Pterophyllum comptum. (Syn. Cycadites comptus.) Upper sandstone and shale, Gristhorpe, near Scarborough.

In the north-west of Yorkshire, the formation alluded to consists of an upper and a lower carbonaceous shale, abounding in impressions of plants, divided by a limestone considered by many geologists as the representative of the Great Oolite; but the scarcity of marine fossils makes all comparisons with the subdivisions adopted in the south extremely difficult. A rich harvest of fossil ferns has been obtained from the upper carbonaceous shales and sandstones at Gristhorpe, near Scarborough (see [figs. 295], [296.]). The lower shales are well exposed in the sea-cliffs at Whitby, and are chiefly characterized by ferns and cycadeæ. They contain, also, a species of calamite, and a fossil called Equisetum columnare, which maintains an upright position in sandstone strata over a wide area. Shells of the genus Cypris and Unio, collected by Mr. Bean from these Yorkshire coal-bearing beds, point to the estuary or fluviatile origin of the deposit.

Fig. 296.

Hemitelites Brownii, Goepp. Syn. Phlebopteris contigua, Lind. & Hutt. Upper carbonaceous strata, Lower Oolite, Gristhorpe, Yorkshire.

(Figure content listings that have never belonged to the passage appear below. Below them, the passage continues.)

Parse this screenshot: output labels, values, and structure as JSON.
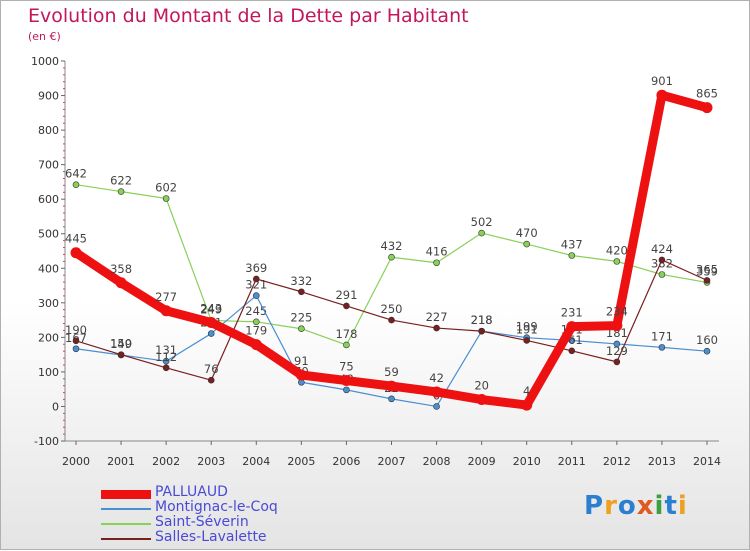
{
  "title": "Evolution du Montant de la Dette par Habitant",
  "subtitle": "(en €)",
  "logo": {
    "text": "Proxiti",
    "letters": [
      {
        "ch": "P",
        "color": "#2b7fd0"
      },
      {
        "ch": "r",
        "color": "#f0a020"
      },
      {
        "ch": "o",
        "color": "#2b7fd0"
      },
      {
        "ch": "x",
        "color": "#e05a20"
      },
      {
        "ch": "i",
        "color": "#3aa040"
      },
      {
        "ch": "t",
        "color": "#2b7fd0"
      },
      {
        "ch": "i",
        "color": "#f0a020"
      }
    ]
  },
  "chart_data": {
    "type": "line",
    "x": [
      "2000",
      "2001",
      "2002",
      "2003",
      "2004",
      "2005",
      "2006",
      "2007",
      "2008",
      "2009",
      "2010",
      "2011",
      "2012",
      "2013",
      "2014"
    ],
    "ylim": [
      -100,
      1000
    ],
    "yticks": [
      "-100",
      "0",
      "100",
      "200",
      "300",
      "400",
      "500",
      "600",
      "700",
      "800",
      "900",
      "1000"
    ],
    "grid": false,
    "legend_position": "bottom-left",
    "series": [
      {
        "name": "Saint-Séverin",
        "color": "#88d158",
        "values": [
          642,
          622,
          602,
          249,
          245,
          225,
          178,
          432,
          416,
          502,
          470,
          437,
          420,
          382,
          359
        ],
        "labels": [
          "642",
          "622",
          "602",
          "249",
          "245",
          "225",
          "178",
          "432",
          "416",
          "502",
          "470",
          "437",
          "420",
          "382",
          "359"
        ]
      },
      {
        "name": "Montignac-le-Coq",
        "color": "#4a8fd0",
        "values": [
          167,
          149,
          131,
          211,
          321,
          70,
          48,
          22,
          0,
          218,
          199,
          191,
          181,
          171,
          160
        ],
        "labels": [
          "167",
          "149",
          "131",
          "211",
          "321",
          "70",
          "48",
          "22",
          "0",
          "218",
          "199",
          "191",
          "181",
          "171",
          "160"
        ]
      },
      {
        "name": "Salles-Lavalette",
        "color": "#7a1f1f",
        "values": [
          190,
          150,
          112,
          76,
          369,
          332,
          291,
          250,
          227,
          218,
          191,
          161,
          129,
          424,
          365
        ],
        "labels": [
          "190",
          "150",
          "112",
          "76",
          "369",
          "332",
          "291",
          "250",
          "227",
          "218",
          "191",
          "161",
          "129",
          "424",
          "365"
        ]
      },
      {
        "name": "PALLUAUD",
        "color": "#ee1111",
        "values": [
          445,
          358,
          277,
          243,
          179,
          91,
          75,
          59,
          42,
          20,
          4,
          231,
          234,
          901,
          865
        ],
        "labels": [
          "445",
          "358",
          "277",
          "243",
          "179",
          "91",
          "75",
          "59",
          "42",
          "20",
          "4",
          "231",
          "234",
          "901",
          "865"
        ]
      }
    ]
  },
  "legend": [
    {
      "name": "PALLUAUD",
      "color": "#ee1111",
      "thickness": 9
    },
    {
      "name": "Montignac-le-Coq",
      "color": "#4a8fd0",
      "thickness": 2
    },
    {
      "name": "Saint-Séverin",
      "color": "#88d158",
      "thickness": 2
    },
    {
      "name": "Salles-Lavalette",
      "color": "#7a1f1f",
      "thickness": 2
    }
  ]
}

At Brora, in Sutherlandshire, a coal formation, probably coeval with the above, or belonging to some of the lower divisions of the Oolitic period, has been mined extensively for a century or more. It affords the thickest stratum of pure vegetable matter hitherto detected in any secondary rock in England. One seam of coal of good quality has been worked 31/2 feet thick, and there are several feet more of pyritous coal resting upon it.

Inferior Oolite.—Between the Great and Inferior Oolite, near Bath, an argillaceous deposit called "the fuller's earth," occurs, but is wanting in the north of England. The Inferior Oolite is a calcareous freestone, usually of small thickness, which sometimes rests upon, or is replaced by, yellow sands, called the sands of the Inferior Oolite. These last, in their turn, repose upon the lias in the south and west of England.

Among the characteristic shells of the Inferior Oolite, I may instance Terebratula spinosa ([fig. 297.]), and Pholadomya fidicula ([fig. 298.]). The extinct genus Pleurotomaria is also a form very common in this division as well as in the Oolitic system generally. It resembles the Trochus in form, but is marked by a singular cleft (a, [fig. 299.]) on the right side of the mouth.